The ranks of mechanoids had been arranged with an aisle down the middle.  Walking cautiously through the ranks of the silent army that had stood as if on parade for four thousand millennia, the archaeologists made their way towards the seated figure.  It too was a stylised figure of a Progenitor of indeterminate sex, but one that was rendered from black crystal and liquid metal.  A tapered head resembling the bows of the Shaper starships rendered in miniature sat atop a body that gleamed like onyx chased with silver in the light.  As they moved closer still and stood before the silent figure, patterns could be seen deep within the surface of that dark crystalline body, myriad traces of the Progenitor script that overlaid one another.

‘One of the first,’ said Eonara.  ‘This is what the Shapers looked like when they were created.  Idealised versions of ourselves, rendered in all their cybernetic glory.  The entire body is capable of processing data within its crystalline structure, just like the cells of a living body, and like living creatures, they were capable of replicating themselves.  It was the finest creation that our technology had yet produced - an artificial, independent form of life.  This one was never activated, never had a mind of its own.  It is a shell, a museum piece, little more.  Its construction material is a precursor of that used today by the Shapers to construct their warships, though they have refined its properties and melded it with the  inter-dimensional technologies that power their ships.’

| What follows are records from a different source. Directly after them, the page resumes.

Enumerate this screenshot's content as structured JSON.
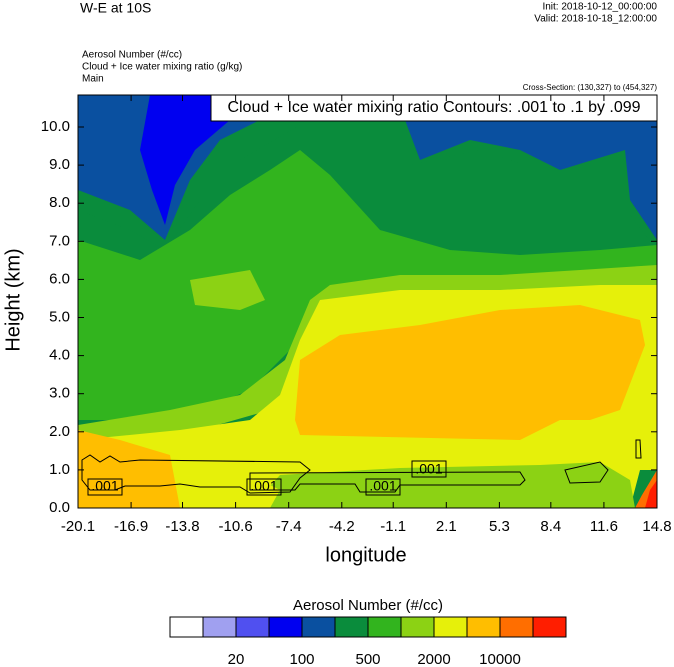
{
  "chart_data": {
    "type": "contour",
    "title": "W-E at 10S",
    "init": "Init: 2018-10-12_00:00:00",
    "valid": "Valid: 2018-10-18_12:00:00",
    "field_labels": [
      "Aerosol Number   (#/cc)",
      "Cloud + Ice water mixing ratio   (g/kg)",
      "Main"
    ],
    "cross_section": "Cross-Section: (130,327) to (454,327)",
    "contour_note": "Cloud + Ice water mixing ratio Contours: .001 to .1 by .099",
    "contour_labels": [
      ".001",
      ".001",
      ".001",
      ".001"
    ],
    "xlabel": "longitude",
    "ylabel": "Height (km)",
    "xlim": [
      -20.1,
      14.8
    ],
    "xticks": [
      -20.1,
      -16.9,
      -13.8,
      -10.6,
      -7.4,
      -4.2,
      -1.1,
      2.1,
      5.3,
      8.4,
      11.6,
      14.8
    ],
    "ylim": [
      0,
      10.84
    ],
    "yticks": [
      {
        "value": 0,
        "label": "0.0"
      },
      {
        "value": 1,
        "label": "1.0"
      },
      {
        "value": 2,
        "label": "2.0"
      },
      {
        "value": 3,
        "label": "3.0"
      },
      {
        "value": 4,
        "label": "4.0"
      },
      {
        "value": 5,
        "label": "5.0"
      },
      {
        "value": 6,
        "label": "6.0"
      },
      {
        "value": 7,
        "label": "7.0"
      },
      {
        "value": 8,
        "label": "8.0"
      },
      {
        "value": 9,
        "label": "9.0"
      },
      {
        "value": 10,
        "label": "10.0"
      }
    ],
    "colorbar": {
      "title": "Aerosol Number  (#/cc)",
      "colors": [
        "#ffffff",
        "#a0a0f0",
        "#5050f0",
        "#0000f0",
        "#0a50a0",
        "#0a8c3c",
        "#32b41e",
        "#8cd214",
        "#e6f00a",
        "#ffbe00",
        "#ff6e00",
        "#ff1e00"
      ],
      "ticks": [
        20,
        100,
        500,
        2000,
        10000
      ]
    }
  }
}
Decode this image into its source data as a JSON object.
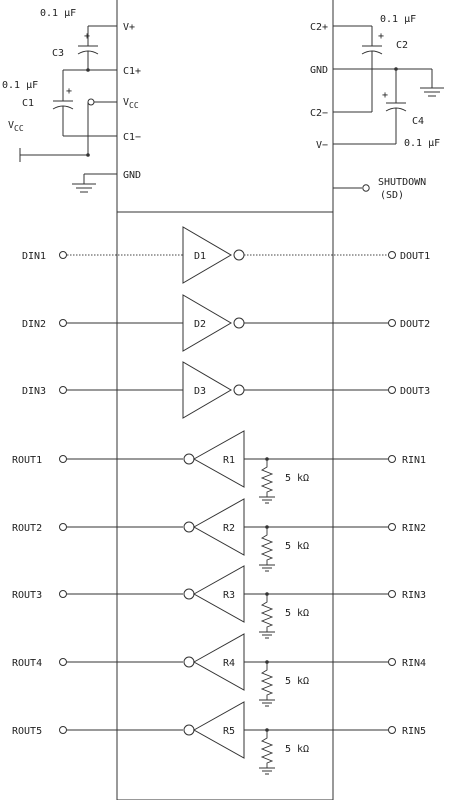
{
  "colors": {
    "line": "#333333",
    "text": "#222222",
    "background": "#ffffff"
  },
  "ic_pins_left": [
    {
      "id": "vplus",
      "label": "V+"
    },
    {
      "id": "c1plus",
      "label": "C1+"
    },
    {
      "id": "vcc",
      "label": "V",
      "sub": "CC"
    },
    {
      "id": "c1minus",
      "label": "C1−"
    },
    {
      "id": "gnd-left",
      "label": "GND"
    }
  ],
  "ic_pins_right": [
    {
      "id": "c2plus",
      "label": "C2+"
    },
    {
      "id": "gnd-right",
      "label": "GND"
    },
    {
      "id": "c2minus",
      "label": "C2−"
    },
    {
      "id": "vminus",
      "label": "V−"
    }
  ],
  "capacitors": [
    {
      "name": "C3",
      "value": "0.1 µF",
      "polarity": "+"
    },
    {
      "name": "C1",
      "value": "0.1 µF",
      "polarity": "+"
    },
    {
      "name": "C2",
      "value": "0.1 µF",
      "polarity": "+"
    },
    {
      "name": "C4",
      "value": "0.1 µF",
      "polarity": "+"
    }
  ],
  "vcc_supply": {
    "label": "V",
    "sub": "CC"
  },
  "shutdown": {
    "line1": "SHUTDOWN",
    "line2": "(SD)"
  },
  "drivers": [
    {
      "input": "DIN1",
      "name": "D1",
      "output": "DOUT1"
    },
    {
      "input": "DIN2",
      "name": "D2",
      "output": "DOUT2"
    },
    {
      "input": "DIN3",
      "name": "D3",
      "output": "DOUT3"
    }
  ],
  "receivers": [
    {
      "output": "ROUT1",
      "name": "R1",
      "input": "RIN1",
      "resistor": "5 kΩ"
    },
    {
      "output": "ROUT2",
      "name": "R2",
      "input": "RIN2",
      "resistor": "5 kΩ"
    },
    {
      "output": "ROUT3",
      "name": "R3",
      "input": "RIN3",
      "resistor": "5 kΩ"
    },
    {
      "output": "ROUT4",
      "name": "R4",
      "input": "RIN4",
      "resistor": "5 kΩ"
    },
    {
      "output": "ROUT5",
      "name": "R5",
      "input": "RIN5",
      "resistor": "5 kΩ"
    }
  ]
}
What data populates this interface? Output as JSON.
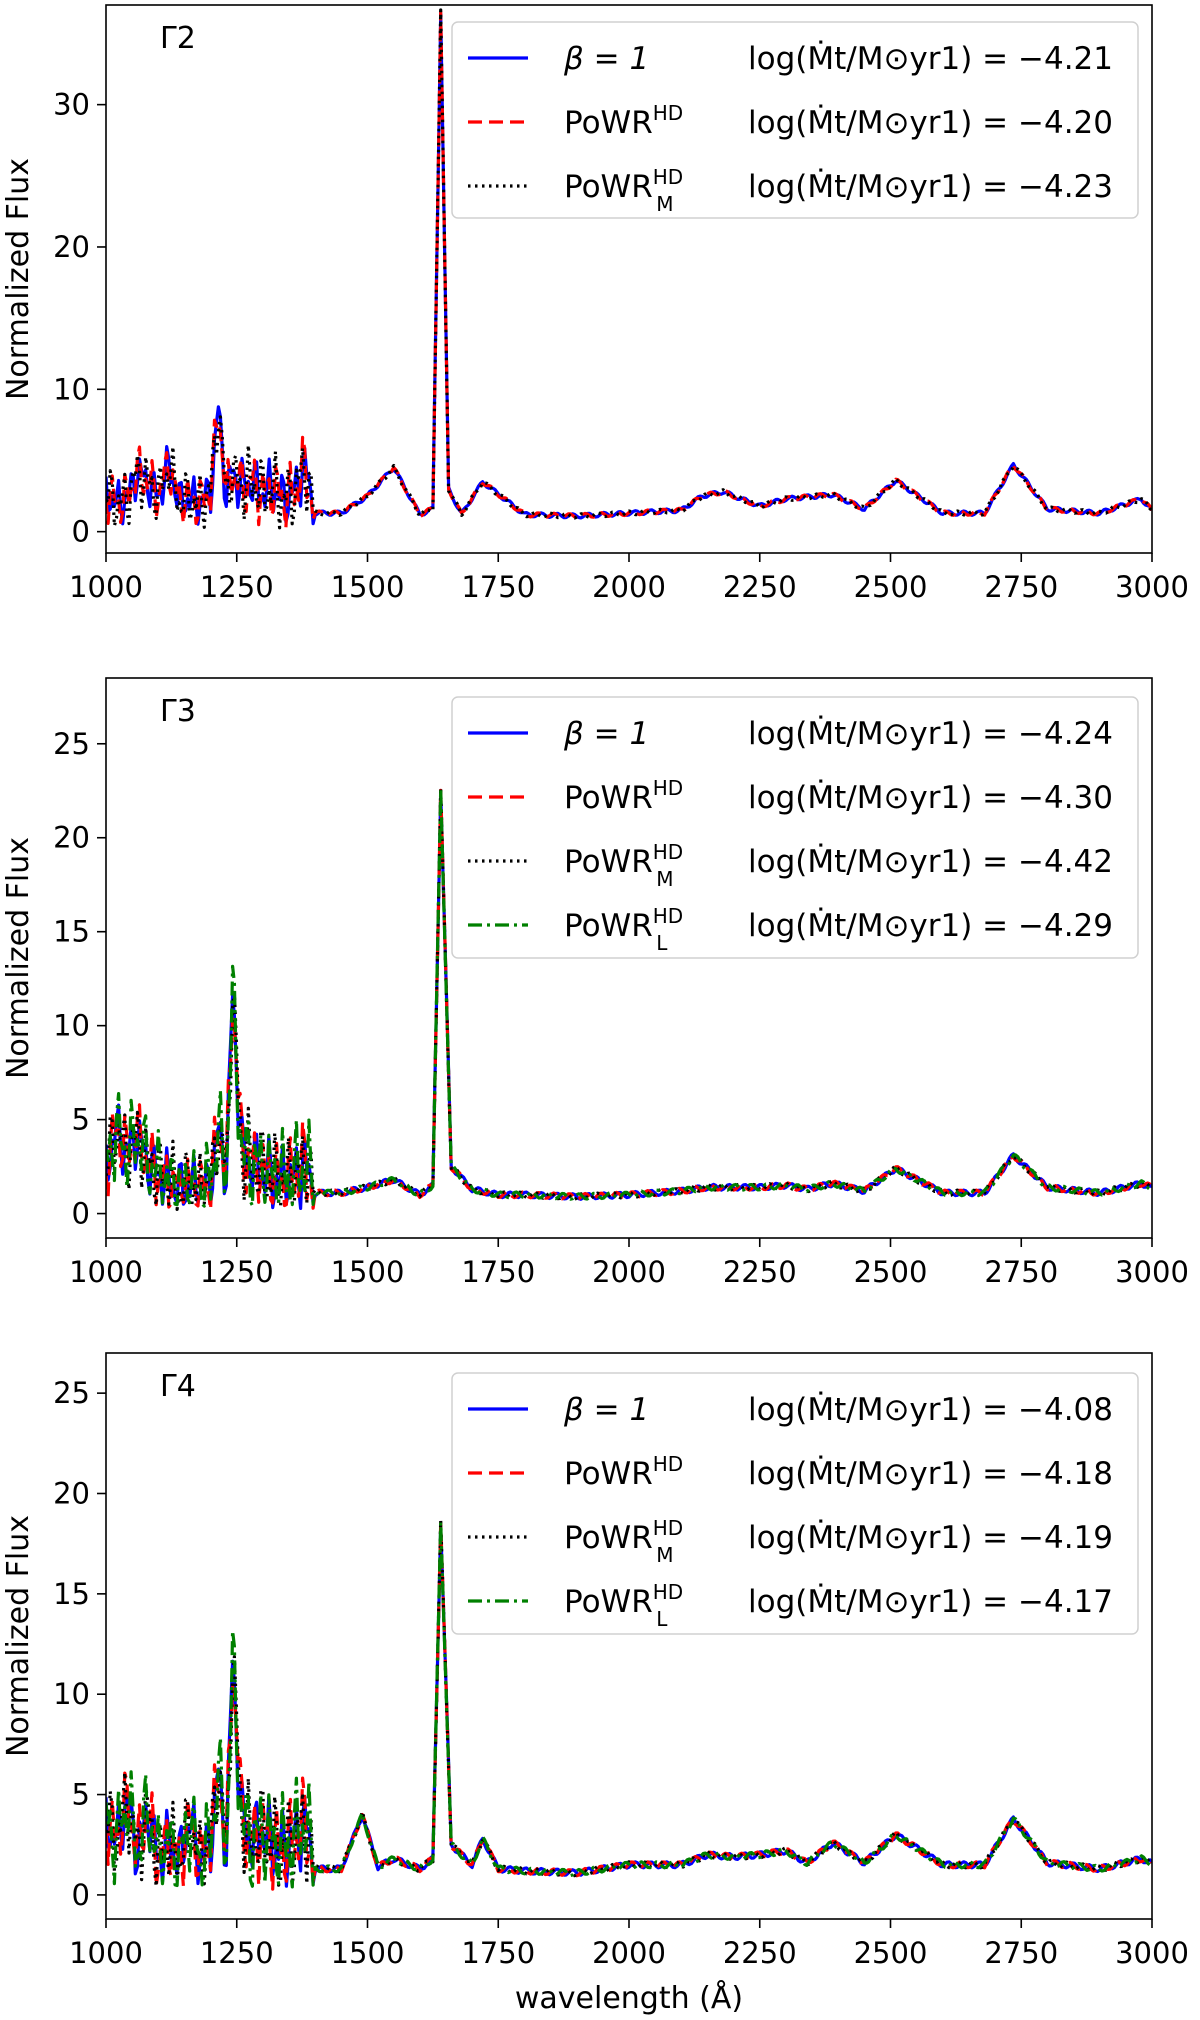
{
  "figure": {
    "xlabel": "wavelength (Å)",
    "ylabel": "Normalized Flux"
  },
  "chart_data": [
    {
      "type": "line",
      "panel": "Γ2",
      "xlim": [
        1000,
        3000
      ],
      "ylim": [
        -1.5,
        37
      ],
      "xticks": [
        1000,
        1250,
        1500,
        1750,
        2000,
        2250,
        2500,
        2750,
        3000
      ],
      "yticks": [
        0,
        10,
        20,
        30
      ],
      "xlabel": "",
      "ylabel": "Normalized Flux",
      "legend_position": "top-right",
      "lines": [
        {
          "x": [
            1000,
            1020,
            1040,
            1060,
            1080,
            1100,
            1120,
            1140,
            1160,
            1180,
            1200,
            1215,
            1230,
            1240,
            1260,
            1280,
            1300,
            1320,
            1340,
            1360,
            1380,
            1400,
            1450,
            1500,
            1550,
            1600,
            1625,
            1640,
            1655,
            1680,
            1720,
            1800,
            1900,
            2000,
            2100,
            2140,
            2180,
            2250,
            2300,
            2390,
            2450,
            2510,
            2600,
            2680,
            2735,
            2800,
            2900,
            2980,
            3000
          ],
          "y": [
            3.0,
            2.3,
            2.6,
            4.5,
            3.8,
            2.8,
            5.0,
            2.4,
            2.6,
            2.3,
            3.2,
            9.0,
            2.8,
            4.5,
            3.5,
            3.8,
            3.0,
            3.4,
            2.6,
            3.0,
            5.0,
            1.3,
            1.3,
            2.5,
            4.5,
            1.2,
            1.6,
            36.5,
            3.0,
            1.2,
            3.5,
            1.2,
            1.1,
            1.3,
            1.5,
            2.5,
            2.8,
            1.8,
            2.3,
            2.6,
            1.6,
            3.6,
            1.3,
            1.3,
            4.7,
            1.6,
            1.3,
            2.3,
            1.5
          ]
        }
      ],
      "series": [
        {
          "name": "β = 1",
          "label": "log(Ṁt/M⊙yr1) = −4.21",
          "color": "#0000ff",
          "dash": "solid",
          "value": -4.21
        },
        {
          "name": "PoWRHD",
          "label": "log(Ṁt/M⊙yr1) = −4.20",
          "color": "#ff0000",
          "dash": "dashed",
          "value": -4.2
        },
        {
          "name": "PoWRMHD",
          "label": "log(Ṁt/M⊙yr1) = −4.23",
          "color": "#000000",
          "dash": "dotted",
          "value": -4.23
        }
      ]
    },
    {
      "type": "line",
      "panel": "Γ3",
      "xlim": [
        1000,
        3000
      ],
      "ylim": [
        -1.3,
        28.5
      ],
      "xticks": [
        1000,
        1250,
        1500,
        1750,
        2000,
        2250,
        2500,
        2750,
        3000
      ],
      "yticks": [
        0,
        5,
        10,
        15,
        20,
        25
      ],
      "xlabel": "",
      "ylabel": "Normalized Flux",
      "legend_position": "top-right",
      "lines": [
        {
          "x": [
            1000,
            1020,
            1040,
            1060,
            1080,
            1100,
            1120,
            1140,
            1160,
            1180,
            1200,
            1215,
            1230,
            1242,
            1260,
            1280,
            1300,
            1330,
            1360,
            1380,
            1400,
            1450,
            1500,
            1550,
            1600,
            1625,
            1640,
            1660,
            1700,
            1750,
            1800,
            1900,
            2000,
            2100,
            2150,
            2200,
            2250,
            2300,
            2340,
            2390,
            2450,
            2510,
            2600,
            2680,
            2735,
            2800,
            2900,
            2980,
            3000
          ],
          "y": [
            2.8,
            4.8,
            3.5,
            4.5,
            3.0,
            2.4,
            2.0,
            1.6,
            1.8,
            1.5,
            2.0,
            4.8,
            2.5,
            12.0,
            3.5,
            3.0,
            2.5,
            2.0,
            2.2,
            3.0,
            1.1,
            1.1,
            1.4,
            1.8,
            1.0,
            1.5,
            22.5,
            2.5,
            1.3,
            1.0,
            1.0,
            0.9,
            1.0,
            1.2,
            1.4,
            1.4,
            1.4,
            1.5,
            1.3,
            1.6,
            1.2,
            2.4,
            1.1,
            1.1,
            3.1,
            1.4,
            1.1,
            1.6,
            1.4
          ]
        }
      ],
      "series": [
        {
          "name": "β = 1",
          "label": "log(Ṁt/M⊙yr1) = −4.24",
          "color": "#0000ff",
          "dash": "solid",
          "value": -4.24
        },
        {
          "name": "PoWRHD",
          "label": "log(Ṁt/M⊙yr1) = −4.30",
          "color": "#ff0000",
          "dash": "dashed",
          "value": -4.3
        },
        {
          "name": "PoWRMHD",
          "label": "log(Ṁt/M⊙yr1) = −4.42",
          "color": "#000000",
          "dash": "dotted",
          "value": -4.42
        },
        {
          "name": "PoWRLHD",
          "label": "log(Ṁt/M⊙yr1) = −4.29",
          "color": "#008000",
          "dash": "dashdot",
          "value": -4.29
        }
      ]
    },
    {
      "type": "line",
      "panel": "Γ4",
      "xlim": [
        1000,
        3000
      ],
      "ylim": [
        -1.2,
        27
      ],
      "xticks": [
        1000,
        1250,
        1500,
        1750,
        2000,
        2250,
        2500,
        2750,
        3000
      ],
      "yticks": [
        0,
        5,
        10,
        15,
        20,
        25
      ],
      "xlabel": "wavelength (Å)",
      "ylabel": "Normalized Flux",
      "legend_position": "top-right",
      "lines": [
        {
          "x": [
            1000,
            1020,
            1040,
            1060,
            1080,
            1100,
            1120,
            1140,
            1160,
            1180,
            1200,
            1215,
            1230,
            1242,
            1260,
            1280,
            1300,
            1330,
            1360,
            1380,
            1400,
            1450,
            1490,
            1520,
            1550,
            1600,
            1625,
            1640,
            1660,
            1700,
            1720,
            1750,
            1800,
            1900,
            2000,
            2100,
            2150,
            2200,
            2250,
            2300,
            2340,
            2390,
            2450,
            2510,
            2600,
            2680,
            2735,
            2800,
            2900,
            2980,
            3000
          ],
          "y": [
            4.0,
            3.0,
            5.0,
            2.5,
            4.5,
            2.0,
            3.0,
            2.0,
            4.0,
            2.0,
            3.0,
            6.5,
            2.5,
            12.0,
            4.0,
            3.0,
            3.5,
            2.5,
            3.0,
            4.0,
            1.3,
            1.3,
            4.0,
            1.4,
            1.8,
            1.3,
            1.8,
            18.5,
            2.5,
            1.5,
            2.8,
            1.3,
            1.2,
            1.1,
            1.5,
            1.5,
            2.0,
            1.9,
            2.0,
            2.2,
            1.6,
            2.6,
            1.6,
            3.0,
            1.5,
            1.5,
            3.8,
            1.6,
            1.3,
            1.8,
            1.6
          ]
        }
      ],
      "series": [
        {
          "name": "β = 1",
          "label": "log(Ṁt/M⊙yr1) = −4.08",
          "color": "#0000ff",
          "dash": "solid",
          "value": -4.08
        },
        {
          "name": "PoWRHD",
          "label": "log(Ṁt/M⊙yr1) = −4.18",
          "color": "#ff0000",
          "dash": "dashed",
          "value": -4.18
        },
        {
          "name": "PoWRMHD",
          "label": "log(Ṁt/M⊙yr1) = −4.19",
          "color": "#000000",
          "dash": "dotted",
          "value": -4.19
        },
        {
          "name": "PoWRLHD",
          "label": "log(Ṁt/M⊙yr1) = −4.17",
          "color": "#008000",
          "dash": "dashdot",
          "value": -4.17
        }
      ]
    }
  ]
}
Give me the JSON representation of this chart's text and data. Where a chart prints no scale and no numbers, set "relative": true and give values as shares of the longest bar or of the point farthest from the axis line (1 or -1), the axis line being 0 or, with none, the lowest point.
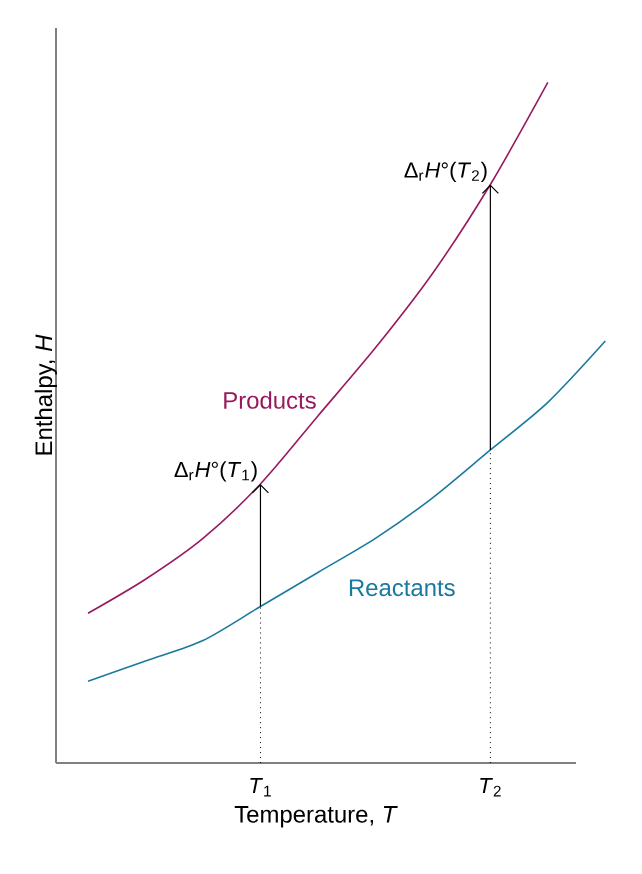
{
  "chart_data": {
    "type": "line",
    "relative": true,
    "xlabel": "Temperature, *T*",
    "ylabel": "Enthalpy, *H*",
    "categories": [
      null,
      null,
      null,
      "*T*$_{1}$",
      null,
      null,
      null,
      "*T*$_{2}$",
      null,
      null
    ],
    "series": [
      {
        "name": "Products",
        "color": "#99195e",
        "values": [
          0.22,
          0.27,
          0.33,
          0.41,
          0.51,
          0.61,
          0.72,
          0.85,
          1,
          null
        ]
      },
      {
        "name": "Reactants",
        "color": "#1a7a9e",
        "values": [
          0.12,
          0.15,
          0.18,
          0.23,
          0.28,
          0.33,
          0.39,
          0.46,
          0.53,
          0.62
        ]
      }
    ],
    "annotations": [
      {
        "text": "Δ$_{r}$*H*°(*T*$_{1}$)",
        "x": "*T*$_{1}$",
        "y": 0.41
      },
      {
        "text": "Δ$_{r}$*H*°(*T*$_{2}$)",
        "x": "*T*$_{2}$",
        "y": 0.85
      }
    ],
    "ref_lines": [
      {
        "axis": "x",
        "value": "*T*$_{1}$",
        "line_style": "dotted"
      },
      {
        "axis": "x",
        "value": "*T*$_{2}$",
        "line_style": "dotted"
      }
    ]
  }
}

‘It’s beautiful,’ said Katherine.  ‘A funny thing to say, perhaps, but it is.’

              ‘Beautiful, but flawed,’ said Eonara.  ‘Terribly, terribly flawed.  We were so proud of our children at first, not knowing what they would become, not realising that we had made them perfect and logical, but without compassion or mercy and that they had come to the cold and calculated conclusion that we were inferior and were to be eliminated or enslaved to their will.’

              ‘Eonara, you said that this facility, the Life Forge, was also the place where the program to seed worlds throughout the galaxy was undertaken,’ said Katherine.

              ‘Yes, I did,’ Eonara replied.

              ‘We have a right to know which worlds,’ said Katherine.

              ‘I would strongly advise you against acquiring such knowledge,’ said Eonara.  ‘It can only do harm.  Remember what happened to the Akkal.’

              ‘We have a right to know,’ Katherine repeated.  ‘What we do with that knowledge is our choice.’

              Eonara appeared to make sigh wearily and then continued.  ‘Very well.  The information is held in a system linked to a monitoring array built into the fabric of the Sphere that encases this system.  Access to the system controls can be gained from a control room not far from here.  Follow the drone, it will lead you there but I will assist you no further.  I cannot be held responsible for the consequences.’